Back in the days when I wrote and drew in The Drawing Book, my old sketchnote journal, I was a flight attendant with Air Canada. (Why did I do that job? Well, I had an English degree and a year of art school, and I hadn’t yet figured out how to make a living as an artist/writer kinda person. That happened later. But anyway - back to my days on the airplane.)
Because I’d spent some time in Germany and learned to speak German, I got to work on the Calgary-Frankfurt flight. It was usually a weekly cycle: leave one afternoon, fly all night, stay in Mainz (just outside Frankfurt) for 24 hours, fly back the next day. Usually those 24 hours were spent doing a lot of sleeping. But not this time.
It was the summer of 2000, and Dylan was playing a show in Stuttgart, only about 3 hours away! It wasn’t too far from where I’d lived myself, and I figured I knew my way around. And I counted on the excellent train system to get me there. I guess you could say it all worked out, but I must have been tired on the flight home, which left about noon the next day…
Ensinger! The sourest, fizziest, fizzy water of all German carbonated waters. You can’t find it everywhere in Germany, but I found it in Stuttgart, hooray!
Look at how old-fashioned things were back then. I had a little battery-powered alarm clock with me on the train - not a phone. And I called my new long-distance boyfriend (whom I’d met at my most recent Dylan show, as recounted in this adventure) on a coin-operated pay phone at the train station.

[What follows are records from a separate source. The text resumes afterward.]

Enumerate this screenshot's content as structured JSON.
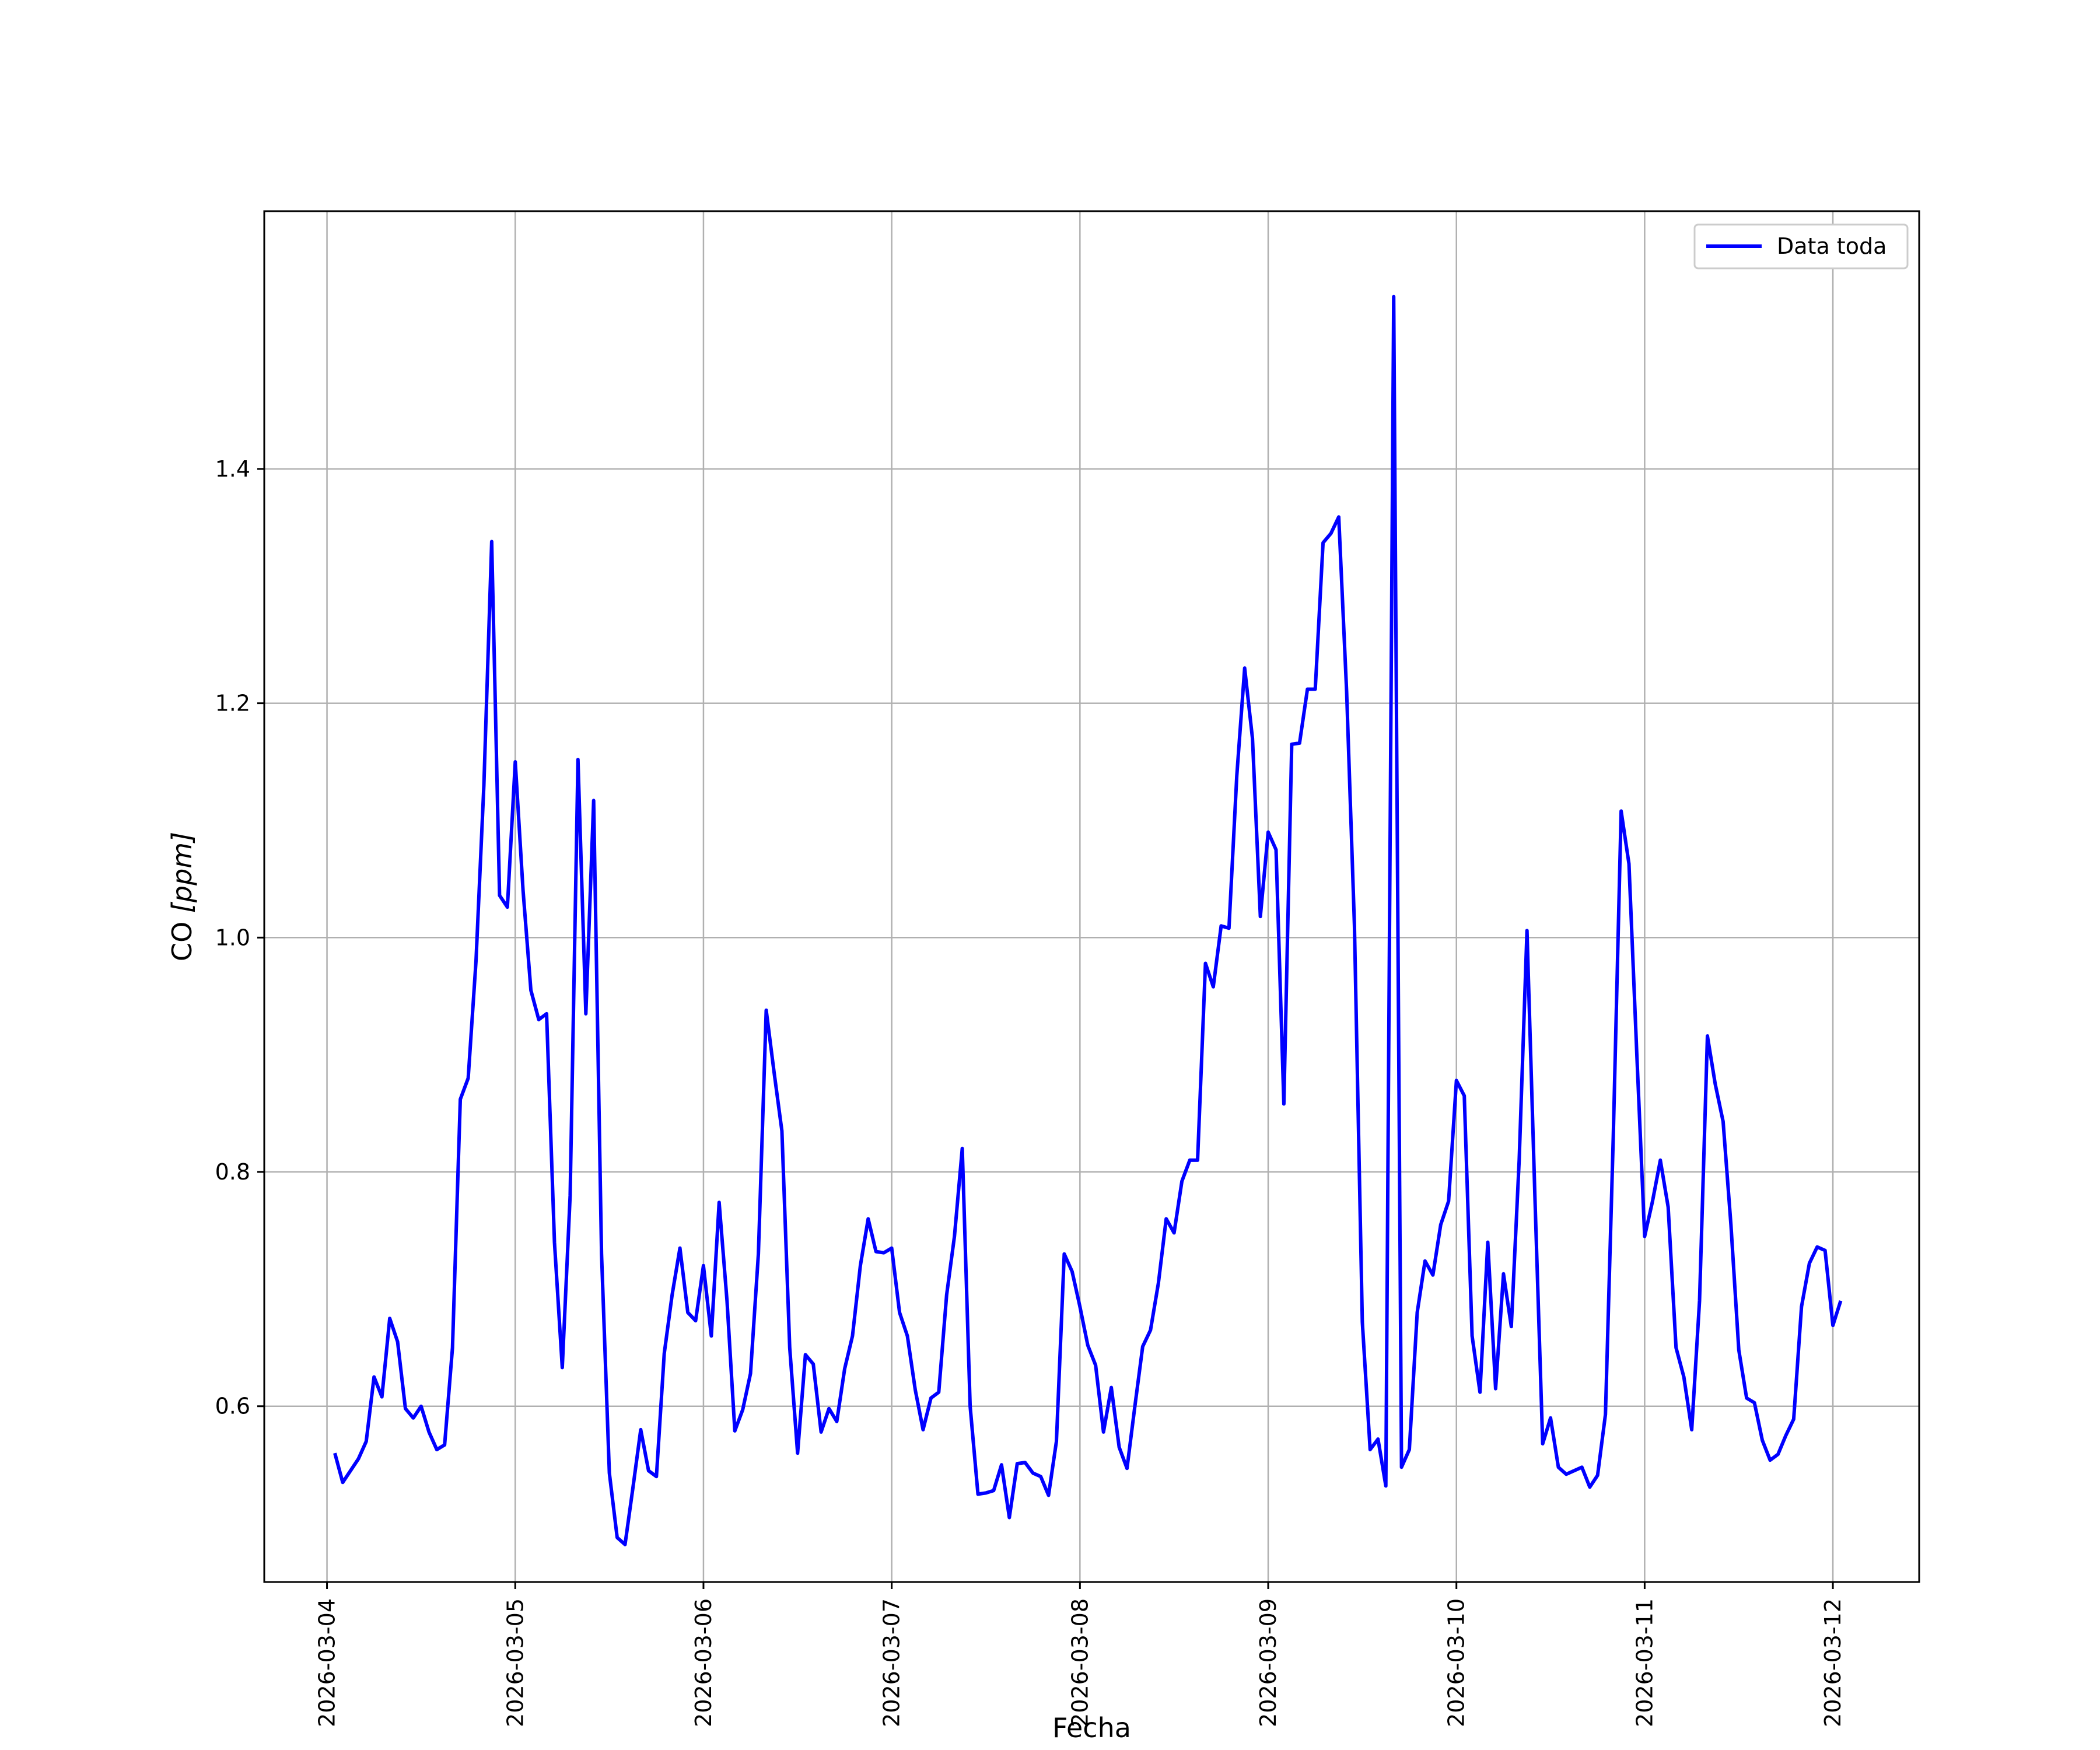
{
  "chart_data": {
    "type": "line",
    "xlabel": "Fecha",
    "ylabel": "CO [ppm]",
    "ylabel_parts": {
      "prefix": "CO ",
      "unit": "[ppm]"
    },
    "x_ticks": [
      "2026-03-04",
      "2026-03-05",
      "2026-03-06",
      "2026-03-07",
      "2026-03-08",
      "2026-03-09",
      "2026-03-10",
      "2026-03-11",
      "2026-03-12"
    ],
    "y_ticks": [
      "0.6",
      "0.8",
      "1.0",
      "1.2",
      "1.4"
    ],
    "xlim": [
      "2026-03-03T16:00",
      "2026-03-12T11:00"
    ],
    "ylim": [
      0.45,
      1.62
    ],
    "grid": true,
    "legend_position": "top-right",
    "line_color": "#0000ff",
    "series": [
      {
        "name": "Data toda",
        "color": "#0000ff",
        "points": [
          [
            "2026-03-04T01:00",
            0.56
          ],
          [
            "2026-03-04T02:00",
            0.535
          ],
          [
            "2026-03-04T04:00",
            0.555
          ],
          [
            "2026-03-04T05:00",
            0.57
          ],
          [
            "2026-03-04T06:00",
            0.625
          ],
          [
            "2026-03-04T07:00",
            0.608
          ],
          [
            "2026-03-04T08:00",
            0.675
          ],
          [
            "2026-03-04T09:00",
            0.655
          ],
          [
            "2026-03-04T10:00",
            0.598
          ],
          [
            "2026-03-04T11:00",
            0.59
          ],
          [
            "2026-03-04T12:00",
            0.6
          ],
          [
            "2026-03-04T13:00",
            0.578
          ],
          [
            "2026-03-04T14:00",
            0.563
          ],
          [
            "2026-03-04T15:00",
            0.567
          ],
          [
            "2026-03-04T16:00",
            0.65
          ],
          [
            "2026-03-04T17:00",
            0.862
          ],
          [
            "2026-03-04T18:00",
            0.88
          ],
          [
            "2026-03-04T19:00",
            0.98
          ],
          [
            "2026-03-04T20:00",
            1.13
          ],
          [
            "2026-03-04T21:00",
            1.338
          ],
          [
            "2026-03-04T22:00",
            1.036
          ],
          [
            "2026-03-04T23:00",
            1.026
          ],
          [
            "2026-03-05T00:00",
            1.15
          ],
          [
            "2026-03-05T01:00",
            1.04
          ],
          [
            "2026-03-05T02:00",
            0.955
          ],
          [
            "2026-03-05T03:00",
            0.93
          ],
          [
            "2026-03-05T04:00",
            0.935
          ],
          [
            "2026-03-05T05:00",
            0.74
          ],
          [
            "2026-03-05T06:00",
            0.633
          ],
          [
            "2026-03-05T07:00",
            0.78
          ],
          [
            "2026-03-05T08:00",
            1.152
          ],
          [
            "2026-03-05T09:00",
            0.935
          ],
          [
            "2026-03-05T10:00",
            1.117
          ],
          [
            "2026-03-05T11:00",
            0.73
          ],
          [
            "2026-03-05T12:00",
            0.543
          ],
          [
            "2026-03-05T13:00",
            0.488
          ],
          [
            "2026-03-05T14:00",
            0.482
          ],
          [
            "2026-03-05T15:00",
            0.53
          ],
          [
            "2026-03-05T16:00",
            0.58
          ],
          [
            "2026-03-05T17:00",
            0.545
          ],
          [
            "2026-03-05T18:00",
            0.54
          ],
          [
            "2026-03-05T19:00",
            0.645
          ],
          [
            "2026-03-05T20:00",
            0.695
          ],
          [
            "2026-03-05T21:00",
            0.735
          ],
          [
            "2026-03-05T22:00",
            0.68
          ],
          [
            "2026-03-05T23:00",
            0.673
          ],
          [
            "2026-03-06T00:00",
            0.72
          ],
          [
            "2026-03-06T01:00",
            0.66
          ],
          [
            "2026-03-06T02:00",
            0.774
          ],
          [
            "2026-03-06T03:00",
            0.69
          ],
          [
            "2026-03-06T04:00",
            0.579
          ],
          [
            "2026-03-06T05:00",
            0.597
          ],
          [
            "2026-03-06T06:00",
            0.628
          ],
          [
            "2026-03-06T07:00",
            0.73
          ],
          [
            "2026-03-06T08:00",
            0.938
          ],
          [
            "2026-03-06T09:00",
            0.885
          ],
          [
            "2026-03-06T10:00",
            0.835
          ],
          [
            "2026-03-06T11:00",
            0.65
          ],
          [
            "2026-03-06T12:00",
            0.56
          ],
          [
            "2026-03-06T13:00",
            0.644
          ],
          [
            "2026-03-06T14:00",
            0.636
          ],
          [
            "2026-03-06T15:00",
            0.578
          ],
          [
            "2026-03-06T16:00",
            0.598
          ],
          [
            "2026-03-06T17:00",
            0.587
          ],
          [
            "2026-03-06T18:00",
            0.632
          ],
          [
            "2026-03-06T19:00",
            0.66
          ],
          [
            "2026-03-06T20:00",
            0.72
          ],
          [
            "2026-03-06T21:00",
            0.76
          ],
          [
            "2026-03-06T22:00",
            0.732
          ],
          [
            "2026-03-06T23:00",
            0.731
          ],
          [
            "2026-03-07T00:00",
            0.735
          ],
          [
            "2026-03-07T01:00",
            0.68
          ],
          [
            "2026-03-07T02:00",
            0.66
          ],
          [
            "2026-03-07T03:00",
            0.614
          ],
          [
            "2026-03-07T04:00",
            0.58
          ],
          [
            "2026-03-07T05:00",
            0.607
          ],
          [
            "2026-03-07T06:00",
            0.612
          ],
          [
            "2026-03-07T07:00",
            0.695
          ],
          [
            "2026-03-07T08:00",
            0.745
          ],
          [
            "2026-03-07T09:00",
            0.82
          ],
          [
            "2026-03-07T10:00",
            0.6
          ],
          [
            "2026-03-07T11:00",
            0.525
          ],
          [
            "2026-03-07T12:00",
            0.526
          ],
          [
            "2026-03-07T13:00",
            0.528
          ],
          [
            "2026-03-07T14:00",
            0.55
          ],
          [
            "2026-03-07T15:00",
            0.505
          ],
          [
            "2026-03-07T16:00",
            0.551
          ],
          [
            "2026-03-07T17:00",
            0.552
          ],
          [
            "2026-03-07T18:00",
            0.543
          ],
          [
            "2026-03-07T19:00",
            0.54
          ],
          [
            "2026-03-07T20:00",
            0.524
          ],
          [
            "2026-03-07T21:00",
            0.57
          ],
          [
            "2026-03-07T22:00",
            0.73
          ],
          [
            "2026-03-07T23:00",
            0.715
          ],
          [
            "2026-03-08T00:00",
            0.685
          ],
          [
            "2026-03-08T01:00",
            0.652
          ],
          [
            "2026-03-08T02:00",
            0.635
          ],
          [
            "2026-03-08T03:00",
            0.578
          ],
          [
            "2026-03-08T04:00",
            0.616
          ],
          [
            "2026-03-08T05:00",
            0.565
          ],
          [
            "2026-03-08T06:00",
            0.547
          ],
          [
            "2026-03-08T07:00",
            0.6
          ],
          [
            "2026-03-08T08:00",
            0.651
          ],
          [
            "2026-03-08T09:00",
            0.665
          ],
          [
            "2026-03-08T10:00",
            0.705
          ],
          [
            "2026-03-08T11:00",
            0.76
          ],
          [
            "2026-03-08T12:00",
            0.748
          ],
          [
            "2026-03-08T13:00",
            0.792
          ],
          [
            "2026-03-08T14:00",
            0.81
          ],
          [
            "2026-03-08T15:00",
            0.81
          ],
          [
            "2026-03-08T16:00",
            0.978
          ],
          [
            "2026-03-08T17:00",
            0.958
          ],
          [
            "2026-03-08T18:00",
            1.01
          ],
          [
            "2026-03-08T19:00",
            1.008
          ],
          [
            "2026-03-08T20:00",
            1.138
          ],
          [
            "2026-03-08T21:00",
            1.23
          ],
          [
            "2026-03-08T22:00",
            1.17
          ],
          [
            "2026-03-08T23:00",
            1.018
          ],
          [
            "2026-03-09T00:00",
            1.09
          ],
          [
            "2026-03-09T01:00",
            1.075
          ],
          [
            "2026-03-09T02:00",
            0.858
          ],
          [
            "2026-03-09T03:00",
            1.165
          ],
          [
            "2026-03-09T04:00",
            1.166
          ],
          [
            "2026-03-09T05:00",
            1.212
          ],
          [
            "2026-03-09T06:00",
            1.212
          ],
          [
            "2026-03-09T07:00",
            1.337
          ],
          [
            "2026-03-09T08:00",
            1.345
          ],
          [
            "2026-03-09T09:00",
            1.359
          ],
          [
            "2026-03-09T10:00",
            1.21
          ],
          [
            "2026-03-09T11:00",
            1.01
          ],
          [
            "2026-03-09T12:00",
            0.672
          ],
          [
            "2026-03-09T13:00",
            0.563
          ],
          [
            "2026-03-09T14:00",
            0.572
          ],
          [
            "2026-03-09T15:00",
            0.532
          ],
          [
            "2026-03-09T16:00",
            1.547
          ],
          [
            "2026-03-09T17:00",
            0.548
          ],
          [
            "2026-03-09T18:00",
            0.563
          ],
          [
            "2026-03-09T19:00",
            0.68
          ],
          [
            "2026-03-09T20:00",
            0.724
          ],
          [
            "2026-03-09T21:00",
            0.712
          ],
          [
            "2026-03-09T22:00",
            0.755
          ],
          [
            "2026-03-09T23:00",
            0.775
          ],
          [
            "2026-03-10T00:00",
            0.878
          ],
          [
            "2026-03-10T01:00",
            0.865
          ],
          [
            "2026-03-10T02:00",
            0.66
          ],
          [
            "2026-03-10T03:00",
            0.612
          ],
          [
            "2026-03-10T04:00",
            0.74
          ],
          [
            "2026-03-10T05:00",
            0.615
          ],
          [
            "2026-03-10T06:00",
            0.713
          ],
          [
            "2026-03-10T07:00",
            0.668
          ],
          [
            "2026-03-10T08:00",
            0.81
          ],
          [
            "2026-03-10T09:00",
            1.006
          ],
          [
            "2026-03-10T10:00",
            0.78
          ],
          [
            "2026-03-10T11:00",
            0.568
          ],
          [
            "2026-03-10T12:00",
            0.59
          ],
          [
            "2026-03-10T13:00",
            0.548
          ],
          [
            "2026-03-10T14:00",
            0.542
          ],
          [
            "2026-03-10T15:00",
            0.545
          ],
          [
            "2026-03-10T16:00",
            0.548
          ],
          [
            "2026-03-10T17:00",
            0.531
          ],
          [
            "2026-03-10T18:00",
            0.541
          ],
          [
            "2026-03-10T19:00",
            0.593
          ],
          [
            "2026-03-10T20:00",
            0.83
          ],
          [
            "2026-03-10T21:00",
            1.108
          ],
          [
            "2026-03-10T22:00",
            1.063
          ],
          [
            "2026-03-10T23:00",
            0.9
          ],
          [
            "2026-03-11T00:00",
            0.745
          ],
          [
            "2026-03-11T01:00",
            0.775
          ],
          [
            "2026-03-11T02:00",
            0.81
          ],
          [
            "2026-03-11T03:00",
            0.77
          ],
          [
            "2026-03-11T04:00",
            0.65
          ],
          [
            "2026-03-11T05:00",
            0.625
          ],
          [
            "2026-03-11T06:00",
            0.58
          ],
          [
            "2026-03-11T07:00",
            0.69
          ],
          [
            "2026-03-11T08:00",
            0.916
          ],
          [
            "2026-03-11T09:00",
            0.875
          ],
          [
            "2026-03-11T10:00",
            0.843
          ],
          [
            "2026-03-11T11:00",
            0.755
          ],
          [
            "2026-03-11T12:00",
            0.648
          ],
          [
            "2026-03-11T13:00",
            0.607
          ],
          [
            "2026-03-11T14:00",
            0.603
          ],
          [
            "2026-03-11T15:00",
            0.571
          ],
          [
            "2026-03-11T16:00",
            0.554
          ],
          [
            "2026-03-11T17:00",
            0.559
          ],
          [
            "2026-03-11T18:00",
            0.575
          ],
          [
            "2026-03-11T19:00",
            0.589
          ],
          [
            "2026-03-11T20:00",
            0.685
          ],
          [
            "2026-03-11T21:00",
            0.722
          ],
          [
            "2026-03-11T22:00",
            0.736
          ],
          [
            "2026-03-11T23:00",
            0.733
          ],
          [
            "2026-03-12T00:00",
            0.669
          ],
          [
            "2026-03-12T01:00",
            0.69
          ]
        ]
      }
    ]
  }
}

Looks like I had a rolled-up show poster beside me on that luggage cart. I guess I still have that poster, now that I think about it.
As for the show? I’m afraid I don’t remember it too well, but I remember hearing “It Ain’t Me, Babe,” near the end and loving it. You can see the whole set list here.
Actually, you can see the set list here, too - on the other side of this rather large ticket, scribbled down by me in the dark! It’s pretty messy, but I see I wrote down a few notes about some of the songs - like “slow” describing “Can’t Wait,” “Ophelia” next to “Desolation Row,” (maybe he played that verse?) etc.
At the bottom of the ticket, there’s a name and an email address. At this show, I met a woman who was wearing a leopard-skin pillbox hat, like me! She was flight attendant, like me (she worked for Lufthansa). She’d followed Bob everywhere, planning her flight schedule around his tour. And she had some great stories about her adventures. Once she had Bob and his band on her flight, in the upper deck of the 747. She said she wouldn’t let any crew members or passengers come in past the curtain, to goggle at Bob and bother him. She stood at the curtain and blocked the way. “I guarded him with my life!” she told me.
Did she goggle at Bob herself, while she had him in her airplane section for a whole flight? Did she try to talk with him, ask for his autograph? No. “But I saved his fork,” she admitted.
These days, in 2024, things are so busy! I haven’t got much free time this week, which is why it’s such a short post for now. If you need more Bob Dylan in your life, check out the latest release of Pod Dylan featuring a lovely interview with the legendary Happy Traum. See you next time!
P.S. I feel like I have to add this. If you have some time between flights and you get to go to sleep (even if you only get back to your hotel at 3:43 AM), it’s a “layover.” If it’s just a short stop between flights, and there’s no sleeping involved, it’s a “stopover.” I heard someone yesterday talking about their “layover” between connecting flights. Nope. That’s just a “stopover” - take it from me, an old flight attendant!